Examples of circular data are wind direction, various measurements relative to the time-of-day, gene positions in circular chromosomes in some bacteria and in cell organelles. When we plot individual observations as points, adding coord_polar() or coord_radial() to a ggplot creates a circular plot.

When we plot individual observations Figure 1, or apply binning such that one boundary between bins falls at the closing point of the circle (0/360 degrees) Figure 2, plots for circular data work well even if the coordinate system is a bent line rather than a closed circle.

Code
p <- 
  ggplot(viikki_d29.dat, aes(WindDir_D1_WVT, WindSpd_S_WVT)) +
  geom_point(alpha = 0.15) +
  scale_x_continuous(expand = expansion(0, 0), 
                     limits = c(0, 360),
                     breaks = 0:3 * 90) +
  scale_y_continuous(expand = expansion(c(0, 0.05)))

p + coord_radial()
p + coord_radial(inner.radius = 1/5)

Figure 1: Scatterplots of wind speed vs. direction.
Code
p <- 
  ggplot(viikki_d29.dat, aes(WindDir_D1_WVT)) +
  stat_bin(binwidth = 22.5, boundary = 0) +
  scale_x_continuous(expand = expansion(0, 0), 
                     limits = c(0, 360),
                     breaks = 0:3 * 90) +
  scale_y_continuous(expand = expansion(c(0, 0.05)))

p + coord_radial()
p + coord_radial(inner.radius = 1/5)

Figure 2: Histogram of wind direction.

With the histogram above Figure 2 we were constrained in our choice of boundary between bins.
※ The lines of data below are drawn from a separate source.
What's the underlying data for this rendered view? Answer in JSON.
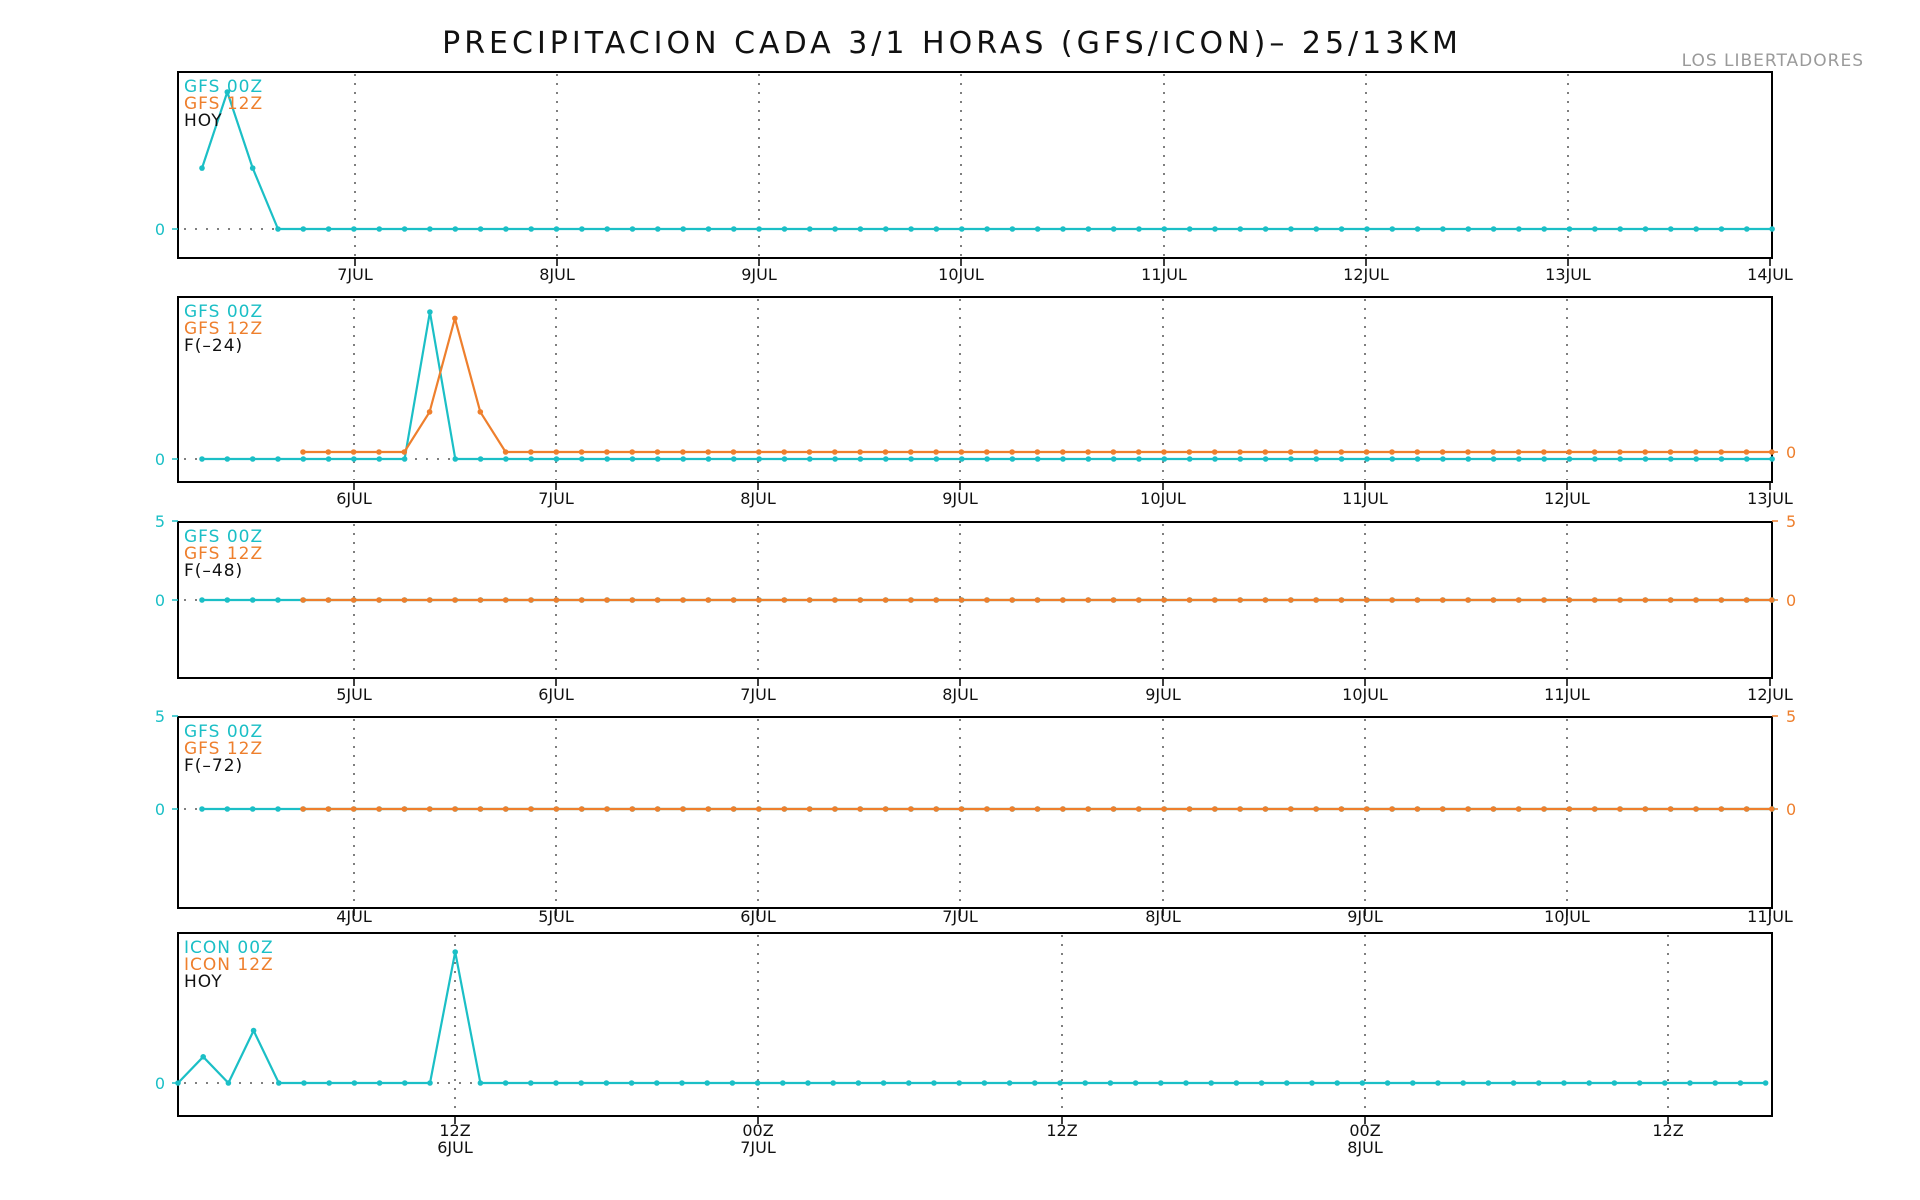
{
  "title": "PRECIPITACION CADA 3/1 HORAS (GFS/ICON)– 25/13KM",
  "station": "LOS LIBERTADORES",
  "colors": {
    "series_00z": "#1bbfc6",
    "series_12z": "#ee7f2d",
    "axis": "#000000",
    "grid": "#555555"
  },
  "chart_data": [
    {
      "type": "line",
      "legend": [
        "GFS 00Z",
        "GFS 12Z",
        "HOY"
      ],
      "x_tick_labels": [
        "7JUL",
        "8JUL",
        "9JUL",
        "10JUL",
        "11JUL",
        "12JUL",
        "13JUL",
        "14JUL"
      ],
      "y_ticks_left": [
        "0"
      ],
      "y_ticks_right": [],
      "series": [
        {
          "name": "GFS 00Z",
          "step_hours": 3,
          "values": [
            0.4,
            0.9,
            0.4,
            0,
            0,
            0,
            0,
            0,
            0,
            0,
            0,
            0,
            0,
            0,
            0,
            0,
            0,
            0,
            0,
            0,
            0,
            0,
            0,
            0,
            0,
            0,
            0,
            0,
            0,
            0,
            0,
            0,
            0,
            0,
            0,
            0,
            0,
            0,
            0,
            0,
            0,
            0,
            0,
            0,
            0,
            0,
            0,
            0,
            0,
            0,
            0,
            0,
            0,
            0,
            0,
            0,
            0,
            0,
            0,
            0,
            0,
            0,
            0,
            0
          ]
        }
      ]
    },
    {
      "type": "line",
      "legend": [
        "GFS 00Z",
        "GFS 12Z",
        "F(–24)"
      ],
      "x_tick_labels": [
        "6JUL",
        "7JUL",
        "8JUL",
        "9JUL",
        "10JUL",
        "11JUL",
        "12JUL",
        "13JUL"
      ],
      "y_ticks_left": [
        "0"
      ],
      "y_ticks_right": [
        "0"
      ],
      "series": [
        {
          "name": "GFS 00Z",
          "step_hours": 3,
          "values": [
            0,
            0,
            0,
            0,
            0,
            0,
            0,
            0,
            0,
            1.1,
            0,
            0,
            0,
            0,
            0,
            0,
            0,
            0,
            0,
            0,
            0,
            0,
            0,
            0,
            0,
            0,
            0,
            0,
            0,
            0,
            0,
            0,
            0,
            0,
            0,
            0,
            0,
            0,
            0,
            0,
            0,
            0,
            0,
            0,
            0,
            0,
            0,
            0,
            0,
            0,
            0,
            0,
            0,
            0,
            0,
            0,
            0,
            0,
            0,
            0,
            0,
            0,
            0,
            0
          ]
        },
        {
          "name": "GFS 12Z",
          "step_hours": 3,
          "values": [
            0,
            0,
            0,
            0,
            0,
            0.3,
            1.0,
            0.3,
            0,
            0,
            0,
            0,
            0,
            0,
            0,
            0,
            0,
            0,
            0,
            0,
            0,
            0,
            0,
            0,
            0,
            0,
            0,
            0,
            0,
            0,
            0,
            0,
            0,
            0,
            0,
            0,
            0,
            0,
            0,
            0,
            0,
            0,
            0,
            0,
            0,
            0,
            0,
            0,
            0,
            0,
            0,
            0,
            0,
            0,
            0,
            0,
            0,
            0,
            0,
            0,
            0
          ]
        }
      ]
    },
    {
      "type": "line",
      "legend": [
        "GFS 00Z",
        "GFS 12Z",
        "F(–48)"
      ],
      "x_tick_labels": [
        "5JUL",
        "6JUL",
        "7JUL",
        "8JUL",
        "9JUL",
        "10JUL",
        "11JUL",
        "12JUL"
      ],
      "y_ticks_left": [
        "5",
        "0"
      ],
      "y_ticks_right": [
        "5",
        "0"
      ],
      "series": [
        {
          "name": "GFS 00Z",
          "step_hours": 3,
          "values": [
            0,
            0,
            0,
            0,
            0,
            0,
            0,
            0,
            0,
            0,
            0,
            0,
            0,
            0,
            0,
            0,
            0,
            0,
            0,
            0.05,
            0.05,
            0,
            0,
            0,
            0,
            0,
            0,
            0,
            0,
            0,
            0,
            0,
            0,
            0,
            0,
            0,
            0,
            0,
            0,
            0,
            0,
            0,
            0,
            0,
            0,
            0,
            0,
            0,
            0,
            0,
            0,
            0,
            0,
            0,
            0,
            0,
            0,
            0,
            0,
            0,
            0,
            0,
            0,
            0
          ]
        },
        {
          "name": "GFS 12Z",
          "step_hours": 3,
          "values": [
            0,
            0,
            0,
            0,
            0,
            0,
            0,
            0,
            0,
            0,
            0,
            0,
            0,
            0,
            0,
            0,
            0,
            0,
            0,
            0,
            0,
            0,
            0,
            0,
            0,
            0,
            0,
            0,
            0,
            0,
            0,
            0,
            0,
            0,
            0,
            0,
            0,
            0,
            0,
            0,
            0,
            0,
            0,
            0,
            0,
            0,
            0,
            0,
            0,
            0,
            0,
            0,
            0,
            0,
            0,
            0,
            0,
            0,
            0,
            0,
            0
          ]
        }
      ]
    },
    {
      "type": "line",
      "legend": [
        "GFS 00Z",
        "GFS 12Z",
        "F(–72)"
      ],
      "x_tick_labels": [
        "4JUL",
        "5JUL",
        "6JUL",
        "7JUL",
        "8JUL",
        "9JUL",
        "10JUL",
        "11JUL"
      ],
      "y_ticks_left": [
        "5",
        "0"
      ],
      "y_ticks_right": [
        "5",
        "0"
      ],
      "series": [
        {
          "name": "GFS 00Z",
          "step_hours": 3,
          "values": [
            0,
            0,
            0,
            0,
            0,
            0,
            0,
            0,
            0,
            0,
            0,
            0,
            0,
            0,
            0,
            0,
            0,
            0,
            0,
            0,
            0,
            0,
            0,
            0,
            0,
            0,
            0,
            0,
            0,
            0,
            0,
            0,
            0,
            0,
            0,
            0,
            0,
            0,
            0,
            0,
            0,
            0,
            0,
            0,
            0,
            0,
            0,
            0,
            0,
            0,
            0,
            0,
            0,
            0,
            0,
            0,
            0,
            0,
            0,
            0,
            0,
            0,
            0,
            0,
            0
          ]
        },
        {
          "name": "GFS 12Z",
          "step_hours": 3,
          "values": [
            0,
            0,
            0,
            0,
            0,
            0,
            0,
            0,
            0,
            0,
            0,
            0,
            0,
            0,
            0,
            0,
            0,
            0,
            0,
            0,
            0,
            0,
            0,
            0,
            0,
            0,
            0,
            0,
            0,
            0,
            0,
            0,
            0,
            0,
            0,
            0,
            0,
            0,
            0,
            0,
            0,
            0,
            0,
            0,
            0,
            0,
            0,
            0,
            0,
            0,
            0,
            0,
            0,
            0,
            0,
            0,
            0,
            0,
            0,
            0,
            0
          ]
        }
      ]
    },
    {
      "type": "line",
      "legend": [
        "ICON 00Z",
        "ICON 12Z",
        "HOY"
      ],
      "x_tick_labels": [
        [
          "12Z",
          "6JUL"
        ],
        [
          "00Z",
          "7JUL"
        ],
        [
          "12Z",
          ""
        ],
        [
          "00Z",
          "8JUL"
        ],
        [
          "12Z",
          ""
        ]
      ],
      "y_ticks_left": [
        "0"
      ],
      "y_ticks_right": [],
      "series": [
        {
          "name": "ICON 00Z",
          "step_hours": 1,
          "values": [
            0,
            0.2,
            0,
            0.4,
            0,
            0,
            0,
            0,
            0,
            0,
            0,
            1.0,
            0,
            0,
            0,
            0,
            0,
            0,
            0,
            0,
            0,
            0,
            0,
            0,
            0,
            0,
            0,
            0,
            0,
            0,
            0,
            0,
            0,
            0,
            0,
            0,
            0,
            0,
            0,
            0,
            0,
            0,
            0,
            0,
            0,
            0,
            0,
            0,
            0,
            0,
            0,
            0,
            0,
            0,
            0,
            0,
            0,
            0,
            0,
            0,
            0,
            0,
            0,
            0,
            0
          ]
        }
      ]
    }
  ]
}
When fitting a probability density to circular data, if we fit probability distribution that ignores circularity, the plot created contains a spurious break or discontinuity where the two ends meet at 0 degrees Figure 3.

Code
# the y scale expansion needs to be set to 0 to avoid a hole in the center
# the x scale expansion needs to be set to 0, so that 0 degrees and 360 degrees meet

p <- 
  ggplot(viikki_d29.dat, aes(WindDir_D1_WVT)) +
  stat_density(geom = "area", fill = "grey50") +
  scale_x_continuous(expand = expansion(0, 0), 
                     limits = c(0, 360),
                     breaks = 0:3 * 90) +
  scale_y_continuous(expand = expansion(c(0, 0.05)))

p + coord_radial()
p + coord_radial(inner.radius = 1/5)

Figure 3: A 1D density function fitted to circular data.
Code
p <- 
  ggplot(viikki_d29.dat, aes(WindDir_D1_WVT, WindSpd_S_WVT)) +
  stat_density_2d_filled(alpha = 0.66) +
  scale_x_continuous(expand = expansion(0, 0), 
                     limits = c(0, 360),
                     breaks = 0:3 * 90) +
  scale_y_continuous(expand = expansion(c(0, 0.05))) +
  theme(legend.position = "none")

p + coord_radial()
p + coord_radial(inner.radius = 1/5)

Figure 4: A 2D density function fitted to circular data.
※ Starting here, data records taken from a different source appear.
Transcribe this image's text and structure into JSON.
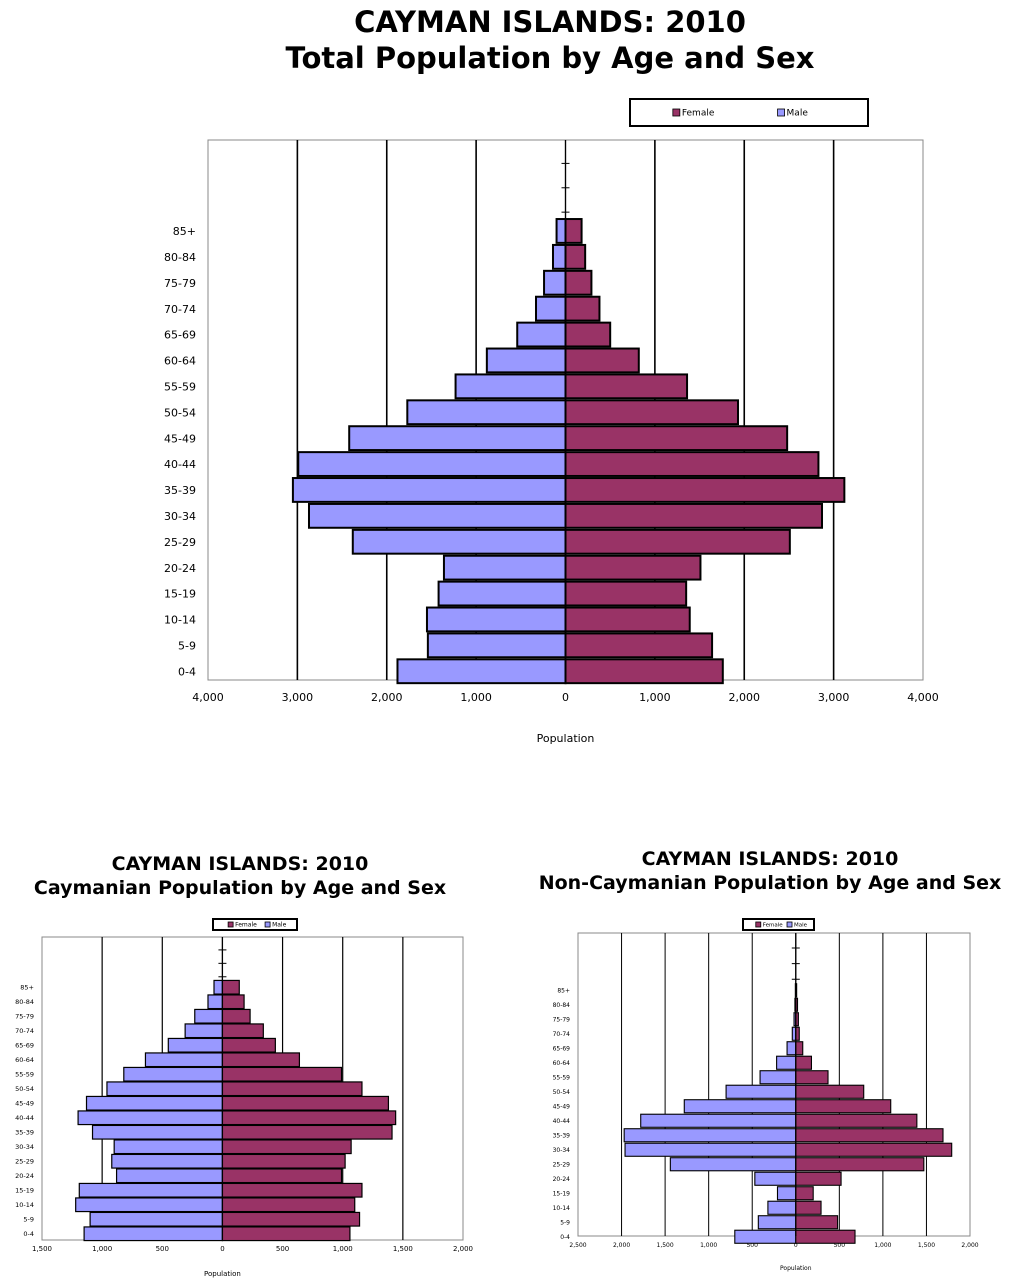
{
  "page": {
    "title_main_line1": "CAYMAN ISLANDS:  2010",
    "title_main_line2": "Total Population by Age and Sex",
    "title_left_line1": "CAYMAN ISLANDS:  2010",
    "title_left_line2": "Caymanian Population by Age and Sex",
    "title_right_line1": "CAYMAN ISLANDS:  2010",
    "title_right_line2": "Non-Caymanian Population by Age and Sex"
  },
  "colors": {
    "female": "#993366",
    "male": "#9999ff",
    "outline": "#000000"
  },
  "chart_data": [
    {
      "id": "total",
      "type": "bar",
      "orientation": "horizontal-pyramid",
      "title": "CAYMAN ISLANDS:  2010 Total Population by Age and Sex",
      "xlabel": "Population",
      "xlim": [
        -4000,
        4000
      ],
      "ticks": [
        "4,000",
        "3,000",
        "2,000",
        "1,000",
        "0",
        "1,000",
        "2,000",
        "3,000",
        "4,000"
      ],
      "legend": {
        "placement": "top-right",
        "entries": [
          "Female",
          "Male"
        ]
      },
      "categories": [
        "0-4",
        "5-9",
        "10-14",
        "15-19",
        "20-24",
        "25-29",
        "30-34",
        "35-39",
        "40-44",
        "45-49",
        "50-54",
        "55-59",
        "60-64",
        "65-69",
        "70-74",
        "75-79",
        "80-84",
        "85+"
      ],
      "series": [
        {
          "name": "Male",
          "values": [
            1880,
            1540,
            1550,
            1420,
            1360,
            2380,
            2870,
            3050,
            2990,
            2420,
            1770,
            1230,
            880,
            540,
            330,
            240,
            140,
            100
          ]
        },
        {
          "name": "Female",
          "values": [
            1760,
            1640,
            1390,
            1350,
            1510,
            2510,
            2870,
            3120,
            2830,
            2480,
            1930,
            1360,
            820,
            500,
            380,
            290,
            220,
            180
          ]
        }
      ]
    },
    {
      "id": "caymanian",
      "type": "bar",
      "orientation": "horizontal-pyramid",
      "title": "CAYMAN ISLANDS:  2010 Caymanian Population by Age and Sex",
      "xlabel": "Population",
      "xlim": [
        -1500,
        2000
      ],
      "ticks": [
        "1,500",
        "1,000",
        "500",
        "0",
        "500",
        "1,000",
        "1,500",
        "2,000"
      ],
      "legend": {
        "placement": "top-center",
        "entries": [
          "Female",
          "Male"
        ]
      },
      "categories": [
        "0-4",
        "5-9",
        "10-14",
        "15-19",
        "20-24",
        "25-29",
        "30-34",
        "35-39",
        "40-44",
        "45-49",
        "50-54",
        "55-59",
        "60-64",
        "65-69",
        "70-74",
        "75-79",
        "80-84",
        "85+"
      ],
      "series": [
        {
          "name": "Male",
          "values": [
            1150,
            1100,
            1220,
            1190,
            880,
            920,
            900,
            1080,
            1200,
            1130,
            960,
            820,
            640,
            450,
            310,
            230,
            120,
            70
          ]
        },
        {
          "name": "Female",
          "values": [
            1060,
            1140,
            1100,
            1160,
            990,
            1020,
            1070,
            1410,
            1440,
            1380,
            1160,
            990,
            640,
            440,
            340,
            230,
            180,
            140
          ]
        }
      ]
    },
    {
      "id": "noncaymanian",
      "type": "bar",
      "orientation": "horizontal-pyramid",
      "title": "CAYMAN ISLANDS:  2010 Non-Caymanian Population by Age and Sex",
      "xlabel": "Population",
      "xlim": [
        -2500,
        2000
      ],
      "ticks": [
        "2,500",
        "2,000",
        "1,500",
        "1,000",
        "500",
        "0",
        "500",
        "1,000",
        "1,500",
        "2,000"
      ],
      "legend": {
        "placement": "top-center",
        "entries": [
          "Female",
          "Male"
        ]
      },
      "categories": [
        "0-4",
        "5-9",
        "10-14",
        "15-19",
        "20-24",
        "25-29",
        "30-34",
        "35-39",
        "40-44",
        "45-49",
        "50-54",
        "55-59",
        "60-64",
        "65-69",
        "70-74",
        "75-79",
        "80-84",
        "85+"
      ],
      "series": [
        {
          "name": "Male",
          "values": [
            700,
            430,
            320,
            210,
            470,
            1440,
            1960,
            1970,
            1780,
            1280,
            800,
            410,
            220,
            100,
            40,
            20,
            10,
            5
          ]
        },
        {
          "name": "Female",
          "values": [
            680,
            480,
            290,
            200,
            520,
            1470,
            1790,
            1690,
            1390,
            1090,
            780,
            370,
            180,
            80,
            40,
            30,
            20,
            10
          ]
        }
      ]
    }
  ]
}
To solve these problems new appropriate stats are needed, while existing geometries are enough.

2 What next?

Code
p <- 
  ggplot(viikki_d29.dat, aes(WindDir_D1_WVT)) +
  stat_bin(fill = "grey50", binwidth = 11.25) +
  scale_x_continuous(expand = expansion(0, 0), 
                     limits = c(0, 360),
                     breaks = 0:3 * 90) +
  scale_y_continuous(expand = expansion(c(0, 0.05)))

p + coord_radial()

p + coord_polar()

p + coord_radial() +
  facet_wrap(facets = vars(ifelse(hour(solar_time) < 12, "AM", "PM")))

p + coord_radial(inner.radius = 1/3)

3 Bent plots

Data that are not circular, i.e., that have a linear sequence of values from a minimum to a maximum can be bent into a curve, as in Figure 5, or even into a full circle, however they have a discontinuity at their ends.

Figure 5: Panel meters for USB speed. Is this a case of cheating?